As senior Ryan Robinson left a gas station in Guatemala, he saw something he had never seen before.
Outside stood a security guard with a shotgun slung over his shoulder, a chilling reminder that he was no longer in the U.S.
“It’s not anything we’re used to here; I don’t usually see a guy with a shotgun as I walk out of a store,” Robinson said.
Armed guards and houses surrounded by barbed wire were some of the sights that shocked Robinson and the other members of the Taylor men’s basketball team during their recent team mission trip to Guatemala over the summer. The team’s mission? To spread the Gospel and minister through basketball and visiting with local families.
Two of the team members, sophomore Luke Huffer and freshman Carter Wright served as the team’s interpreters throughout the trip, both fluent Spanish speakers.
Leading the team was head coach Josh Andrews; this was his first trip in his seven seasons at Taylor.
The trip was facilitated by Sports Ambassadors, a sports evangelism ministry formerly known as Venture for Victory.
Venture for Victory was founded by Don Odle who coached career at Taylor from 1948 to 1979.
Throughout the trip, the team hosted basketball clinics for local youth as well as other types of ministry, senior Mason Degenkolb said.
Later on, the team stopped at a home for at-risk children where they were greeted with hospitality. In return, the team did whatever they could to put smiles on the children’s faces.
Robinson said helping put smiles on the children’s faces especially the faces of those experiencing tough times was one of his favorite parts of the trip.

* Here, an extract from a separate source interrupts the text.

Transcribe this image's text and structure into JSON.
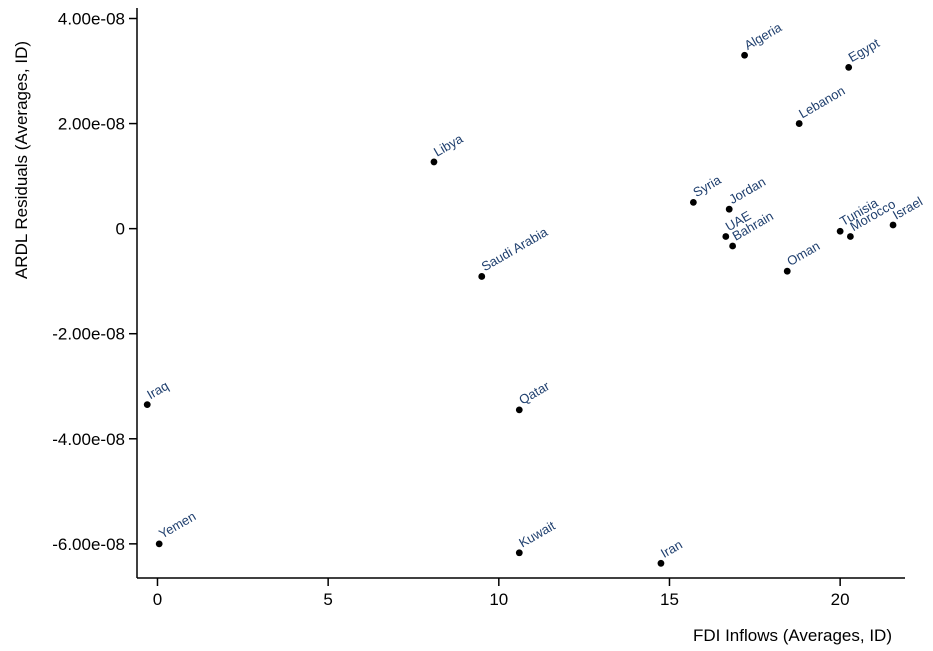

Despite seeing some unpleasant sights, the team also noticed some beauty around them.
Robinson said quite a few of the people they met were very poor, but even in the midst of poverty he and the team could still see the beauty of God’s creation.
Degenkolb said the team saw this beauty in the hospitality and warmth of those they encountered.
“(The hospitality) showed me immediately how open and caring the people were,” Degenkolb said.
Playing sports and leading worship were some of the activities they did with the residents.
Eventually the time came for what Robinson said was the hardest part of the trip — saying goodbye.
Robinson was asked by some of the girls at one of the children’s homes if they were coming back; he said saying goodbye knowing they weren’t coming back was the hardest part of the trip.
Robinson said the greatest lesson he learned while on this trip was to be thankful for the little things we have in the U.S., such as clean drinking water and air conditioning.